Step 7: Insert Data and Query

Insert sample rows to test the table:

INSERT INTO web_events VALUES
('2026-05-01', '2026-05-01 10:15:00', 1001, '/home', 'US', 4096, 200),
('2026-05-01', '2026-05-01 10:16:30', 1002, '/products', 'GB', 8192, 200),
('2026-05-01', '2026-05-01 10:17:45', 1001, '/checkout', 'US', 2048, 200),
('2026-05-02', '2026-05-02 09:00:00', 1003, '/home', 'DE', 4096, 200),
('2026-05-02', '2026-05-02 09:05:00', 1003, '/about', 'DE', 1024, 404);

Run analytical queries:

-- Count events per country
SELECT country, count() AS events
FROM web_events
GROUP BY country
ORDER BY events DESC;

-- Daily traffic summary
SELECT
    event_date,
    count() AS total_requests,
    sum(bytes_sent) AS total_bytes,
    countIf(status_code = 200) AS successful
FROM web_events
GROUP BY event_date
ORDER BY event_date;

-- Unique visitors per day
SELECT event_date, uniqExact(user_id) AS unique_visitors
FROM web_events
GROUP BY event_date
ORDER BY event_date;

Step 8: Inspect Table Storage Metadata

ClickHouse’s system.tables and system.parts tables expose internals about data storage.

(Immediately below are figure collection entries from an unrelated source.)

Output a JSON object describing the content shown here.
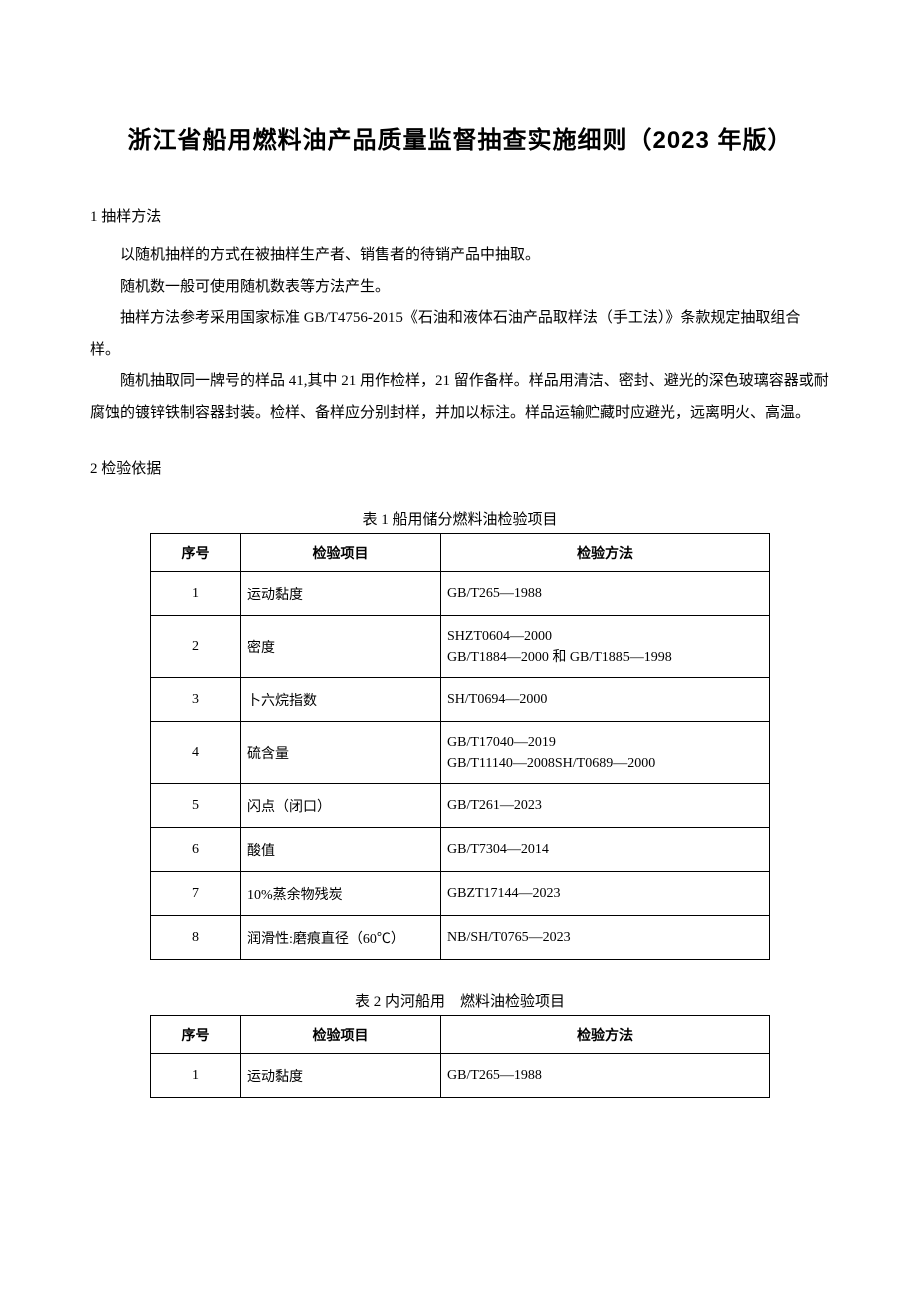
{
  "title": "浙江省船用燃料油产品质量监督抽查实施细则（2023 年版）",
  "section1": {
    "heading": "1 抽样方法",
    "p1": "以随机抽样的方式在被抽样生产者、销售者的待销产品中抽取。",
    "p2": "随机数一般可使用随机数表等方法产生。",
    "p3": "抽样方法参考采用国家标准 GB/T4756-2015《石油和液体石油产品取样法（手工法）》条款规定抽取组合样。",
    "p4": "随机抽取同一牌号的样品 41,其中 21 用作检样，21 留作备样。样品用清洁、密封、避光的深色玻璃容器或耐腐蚀的镀锌铁制容器封装。检样、备样应分别封样，并加以标注。样品运输贮藏时应避光，远离明火、高温。"
  },
  "section2": {
    "heading": "2 检验依据"
  },
  "table1": {
    "caption": "表 1 船用储分燃料油检验项目",
    "headers": {
      "seq": "序号",
      "item": "检验项目",
      "method": "检验方法"
    },
    "rows": [
      {
        "seq": "1",
        "item": "运动黏度",
        "method": "GB/T265—1988"
      },
      {
        "seq": "2",
        "item": "密度",
        "method": "SHZT0604—2000\nGB/T1884—2000 和 GB/T1885—1998"
      },
      {
        "seq": "3",
        "item": "卜六烷指数",
        "method": "SH/T0694—2000"
      },
      {
        "seq": "4",
        "item": "硫含量",
        "method": "GB/T17040—2019\nGB/T11140—2008SH/T0689—2000"
      },
      {
        "seq": "5",
        "item": "闪点（闭口）",
        "method": "GB/T261—2023"
      },
      {
        "seq": "6",
        "item": "酸值",
        "method": "GB/T7304—2014"
      },
      {
        "seq": "7",
        "item": "10%蒸余物残炭",
        "method": "GBZT17144—2023"
      },
      {
        "seq": "8",
        "item": "润滑性:磨痕直径（60℃）",
        "method": "NB/SH/T0765—2023"
      }
    ]
  },
  "table2": {
    "caption": "表 2 内河船用　燃料油检验项目",
    "headers": {
      "seq": "序号",
      "item": "检验项目",
      "method": "检验方法"
    },
    "rows": [
      {
        "seq": "1",
        "item": "运动黏度",
        "method": "GB/T265—1988"
      }
    ]
  }
}
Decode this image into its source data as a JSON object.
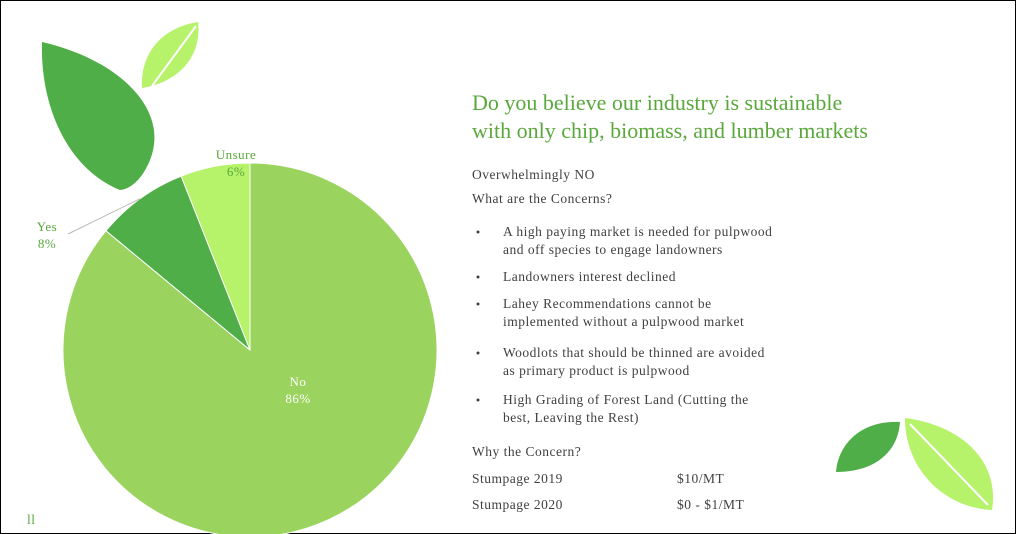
{
  "chart_data": {
    "type": "pie",
    "categories": [
      "No",
      "Yes",
      "Unsure"
    ],
    "values": [
      86,
      8,
      6
    ],
    "value_labels": [
      "86%",
      "8%",
      "6%"
    ],
    "colors": [
      "#9bd35f",
      "#4fae47",
      "#b6f26a"
    ]
  },
  "slide": {
    "title_lines": [
      "Do you believe our industry is sustainable",
      "with only chip, biomass, and lumber markets"
    ],
    "intro": [
      "Overwhelmingly NO",
      "What are the Concerns?"
    ],
    "bullets": [
      [
        "A high paying market is needed for pulpwood",
        "and off species to engage landowners"
      ],
      [
        "Landowners interest declined"
      ],
      [
        "Lahey Recommendations cannot be",
        "implemented without a pulpwood market"
      ],
      [
        "Woodlots that should be thinned are avoided",
        "as primary product is pulpwood"
      ],
      [
        "High Grading of Forest Land (Cutting the",
        "best, Leaving the Rest)"
      ]
    ],
    "why": "Why the Concern?",
    "stumpage": [
      [
        "Stumpage 2019",
        "$10/MT"
      ],
      [
        "Stumpage 2020",
        "$0 - $1/MT"
      ]
    ],
    "footer": "ll"
  }
}
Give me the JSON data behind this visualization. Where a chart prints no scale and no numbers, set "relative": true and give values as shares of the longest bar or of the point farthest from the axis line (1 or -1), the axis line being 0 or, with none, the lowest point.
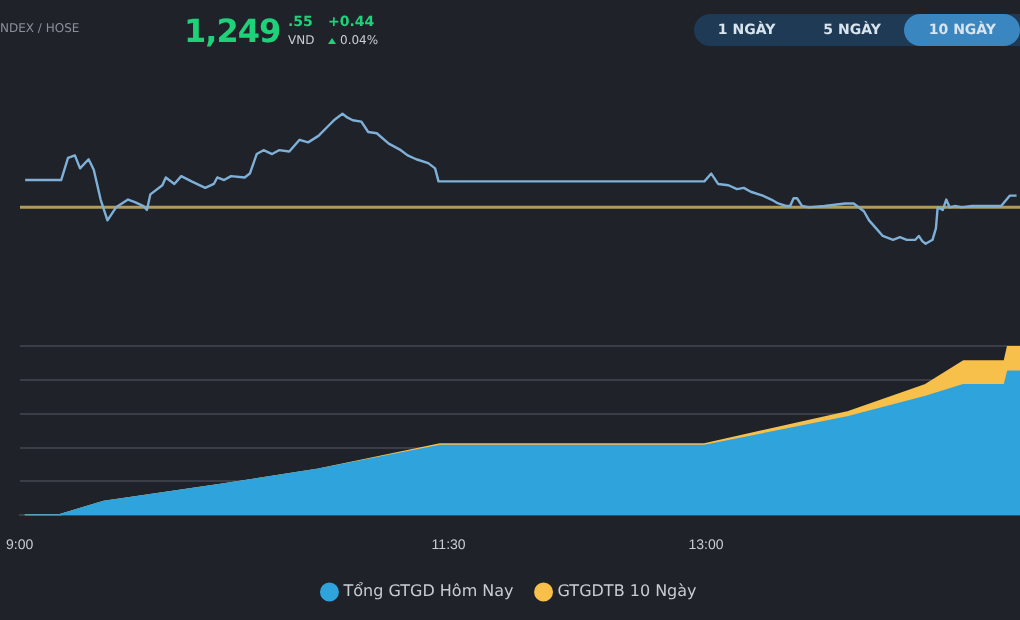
{
  "chart_data": [
    {
      "type": "line",
      "relative": true,
      "tick_labels": false,
      "legend": false,
      "marker": "none",
      "xlim": [
        9,
        14.83
      ],
      "annotations": [
        "NDEX / HOSE",
        "1,249",
        ".55",
        "VND",
        "+0.44",
        "0.04%",
        "1 NGÀY",
        "5 NGÀY",
        "10 NGÀY"
      ],
      "ref_lines": [
        {
          "axis": "y",
          "value": 0.28,
          "color": "#b59a5a"
        }
      ],
      "x": [
        9.03,
        9.24,
        9.28,
        9.32,
        9.35,
        9.4,
        9.43,
        9.47,
        9.51,
        9.56,
        9.63,
        9.67,
        9.72,
        9.74,
        9.76,
        9.83,
        9.85,
        9.9,
        9.94,
        10.0,
        10.08,
        10.13,
        10.15,
        10.19,
        10.23,
        10.31,
        10.34,
        10.38,
        10.42,
        10.47,
        10.51,
        10.57,
        10.63,
        10.68,
        10.74,
        10.8,
        10.83,
        10.88,
        10.91,
        10.94,
        10.99,
        11.03,
        11.08,
        11.15,
        11.22,
        11.26,
        11.31,
        11.38,
        11.42,
        11.44,
        11.5,
        12.99,
        13.03,
        13.07,
        13.13,
        13.18,
        13.22,
        13.26,
        13.33,
        13.38,
        13.42,
        13.47,
        13.49,
        13.51,
        13.53,
        13.56,
        13.6,
        13.69,
        13.81,
        13.86,
        13.92,
        13.95,
        13.99,
        14.03,
        14.09,
        14.13,
        14.17,
        14.22,
        14.24,
        14.26,
        14.28,
        14.32,
        14.34,
        14.35,
        14.38,
        14.4,
        14.42,
        14.45,
        14.49,
        14.55,
        14.72,
        14.77,
        14.81
      ],
      "series": [
        {
          "color": "#7fb0d8",
          "values": [
            0.49,
            0.49,
            0.66,
            0.68,
            0.58,
            0.65,
            0.57,
            0.34,
            0.18,
            0.28,
            0.34,
            0.32,
            0.29,
            0.26,
            0.38,
            0.45,
            0.51,
            0.46,
            0.52,
            0.48,
            0.43,
            0.46,
            0.51,
            0.49,
            0.52,
            0.51,
            0.54,
            0.69,
            0.72,
            0.69,
            0.72,
            0.71,
            0.8,
            0.78,
            0.83,
            0.91,
            0.95,
            1.0,
            0.97,
            0.95,
            0.94,
            0.86,
            0.85,
            0.77,
            0.72,
            0.68,
            0.65,
            0.62,
            0.58,
            0.48,
            0.48,
            0.48,
            0.54,
            0.46,
            0.45,
            0.42,
            0.43,
            0.4,
            0.37,
            0.34,
            0.31,
            0.29,
            0.29,
            0.35,
            0.35,
            0.29,
            0.28,
            0.29,
            0.31,
            0.31,
            0.25,
            0.18,
            0.12,
            0.06,
            0.03,
            0.05,
            0.03,
            0.03,
            0.06,
            0.02,
            0.0,
            0.03,
            0.12,
            0.28,
            0.26,
            0.34,
            0.28,
            0.29,
            0.28,
            0.29,
            0.29,
            0.37,
            0.37
          ]
        }
      ]
    },
    {
      "type": "area",
      "relative": true,
      "grid": "y",
      "tick_labels": "x",
      "legend": "bottom",
      "marker": "none",
      "xlim": [
        9,
        14.83
      ],
      "xticks": [
        {
          "value": 9,
          "label": "9:00"
        },
        {
          "value": 11.5,
          "label": "11:30"
        },
        {
          "value": 13,
          "label": "13:00"
        }
      ],
      "x": [
        9.03,
        9.23,
        9.49,
        10.17,
        10.74,
        11.45,
        11.5,
        12.99,
        13.83,
        14.28,
        14.5,
        14.74,
        14.76,
        14.83
      ],
      "series": [
        {
          "name": "Tổng GTGD Hôm Nay",
          "color": "#2fa3dc",
          "values": [
            0,
            0,
            0.08,
            0.18,
            0.27,
            0.41,
            0.41,
            0.41,
            0.58,
            0.7,
            0.77,
            0.77,
            0.85,
            0.85
          ]
        },
        {
          "name": "GTGDTB 10 Ngày",
          "color": "#f7c04a",
          "values": [
            0,
            0,
            0.08,
            0.18,
            0.27,
            0.42,
            0.42,
            0.42,
            0.61,
            0.77,
            0.91,
            0.91,
            1.0,
            1.0
          ]
        }
      ]
    }
  ]
}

-- See all tables in the analytics database
SELECT name, engine, total_rows, formatReadableSize(total_bytes) AS size
FROM system.tables
WHERE database = 'analytics';

-- See the physical data parts created by MergeTree
SELECT
    table,
    partition,
    name,
    rows,
    formatReadableSize(bytes_on_disk) AS disk_size,
    marks
FROM system.parts
WHERE database = 'analytics' AND active = 1;

Step 9: Load Data from a CSV File

ClickHouse can ingest data from files using the HTTP interface, which is ideal for bulk loads from scripts or ETL pipelines.

# Create a CSV file
cat > /tmp/events.csv <<'EOF'
2026-05-03,2026-05-03 11:00:00,2001,/home,FR,4096,200
2026-05-03,2026-05-03 11:05:00,2002,/blog,CA,6144,200
2026-05-03,2026-05-03 11:10:00,2003,/contact,AU,2048,200
EOF

# Load via the HTTP interface
curl -s "http://localhost:8123/" 
  --data-binary @/tmp/events.csv 
  --get 
  --data-urlencode 
  "query=INSERT INTO analytics.web_events FORMAT CSV"

Conclusion

You have installed ClickHouse on RHEL 7, started the server service with systemctl, and performed basic operations including creating a MergeTree table with partitioning and ordering, inserting data, running aggregation queries, and inspecting internal system tables. ClickHouse’s columnar storage, vectorized query execution, and MergeTree engine family make it one of the fastest analytical databases available for workloads involving billions of rows, making it an excellent choice for website analytics, IoT event streams, financial time series, and log analysis at scale.